The concept of just how related species are (and the relatedness of clades) is the subject of cladistics, one of the original fields in paleontology. Established in the early 1950s, cladistical analyses now rely on computer modeling to determine the degree of “relatedness” of different morphological characteristics using statistical methods. (Cladistics now can feed into phylogenetics, the related genetics analysis that determines relationships by shared genetic signatures, which also feed into these clade designations.)

Olivier Rieppel of the Field Museum in Chicago published a cladistical analysis in Nature in the 1990s that recharacterized turtles, based on their morphology: Modern turtles have no holes in their skulls, similar to the extinct Paleozoic anapsids. But Rieppel and his co-author determined that turtles are more like diapsids: modern reptiles and extinct dinosaurs, with two holes in their skulls located in the temporal lobe or the forehead. Turtles’ filled-in skulls, with no “window” in the temporal lobe, were likely an evolutionary quirk, they determined. The temporal window could have been lost over time — which has implications for future fossil finds.

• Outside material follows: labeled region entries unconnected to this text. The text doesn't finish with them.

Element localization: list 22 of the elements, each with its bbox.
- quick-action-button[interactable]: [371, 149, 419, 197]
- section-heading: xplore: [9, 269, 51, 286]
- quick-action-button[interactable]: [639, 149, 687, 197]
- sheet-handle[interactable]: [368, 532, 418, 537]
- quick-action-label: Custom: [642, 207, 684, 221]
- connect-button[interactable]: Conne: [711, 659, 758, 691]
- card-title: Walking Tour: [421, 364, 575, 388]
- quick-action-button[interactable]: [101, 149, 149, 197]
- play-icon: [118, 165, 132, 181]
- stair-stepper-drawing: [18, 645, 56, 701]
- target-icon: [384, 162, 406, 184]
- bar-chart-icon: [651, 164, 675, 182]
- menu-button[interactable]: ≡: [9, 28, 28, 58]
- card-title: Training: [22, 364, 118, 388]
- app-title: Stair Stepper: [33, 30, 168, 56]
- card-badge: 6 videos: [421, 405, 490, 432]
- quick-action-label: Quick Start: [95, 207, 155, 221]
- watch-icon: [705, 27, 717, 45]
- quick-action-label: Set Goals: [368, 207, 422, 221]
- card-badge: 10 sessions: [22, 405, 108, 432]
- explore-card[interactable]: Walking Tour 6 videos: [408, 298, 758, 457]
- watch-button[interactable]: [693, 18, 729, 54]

Rieppel says that not enough information is available now to allow for a satisfactory turtle tree using rigorous cladistics modeling. The most ancient possible turtle ancestors are just too sparse in the fossil record.

Turtles are “one of the last remaining controversies in biology between molecular and developmental morphology,” and by extension, the fossil record, Gilbert says. The evolutionary paths of other animal groups, from birds to whales, have been answered recently by different means. The controversy over turtles’ origins presents an opportunity for morphologists and paleontologists to show that structures matter as much as genomics, he says.

Answers must still come from the fossil record in the end, he and other researchers say. The ancestors of turtles could have had something that looked nothing like a shell, and yet was still a shell — just as swimming bladders in fish and lungs in mammals had the same ancestral structure, yet seem to be unalike. It will take new findings from the right time in the fossil record to confirm any new intermediary stages and the progression of turtle development.

Getting to the shelled creature we know today could have meant “two steps forward and one step back” in the evolution of some species related to turtles, says Walter Joyce, a paleobiologist at the University of Freiburg in Switzerland, who advised Lyson while both were at Yale University and who continues to work with him as a co-author.

Paleontologists “have at least a chance of actually seeing what happened in fossil evolution,” Joyce says, which a microbiologist can’t see. “We’re not superfluous, we’re also part of the debate. And typically, we actually resolve it,” he adds.

To find answers to the question of turtle origins and evolution, and where Eunotosaurus and other ancient creatures might fit in their lineage, paleontologists have looked to these multiple methods — but they have yet to give a unified view of turtle development.

Lyson readily admits that he is not a geneticist or microbiologist, which has meant teaming up with specialists around the world in a variety of disciplines who might help him find answers. Genomics in particular has crept into paleontology by way of evolutionary biology, and has probably been most responsible for upending how paleontology is practiced, he says.

Today, researchers are attempting to combine all three fields to finally place turtles in their proper place on a family tree. “If it turns out that all three are coming together in the same solution, that’s of course when we all celebrate,” Joyce says. “I would say that by now, if we have controversy, it’s because something interesting is happening” in the study of turtle evolution. But “if something interesting is happening, then what is it? It’s either the morphology is messed up, or the fossils, or the DNA are messed up. One of the three is messed up, and there has to be a reason for that. If we keep going, we’ll find the reason.”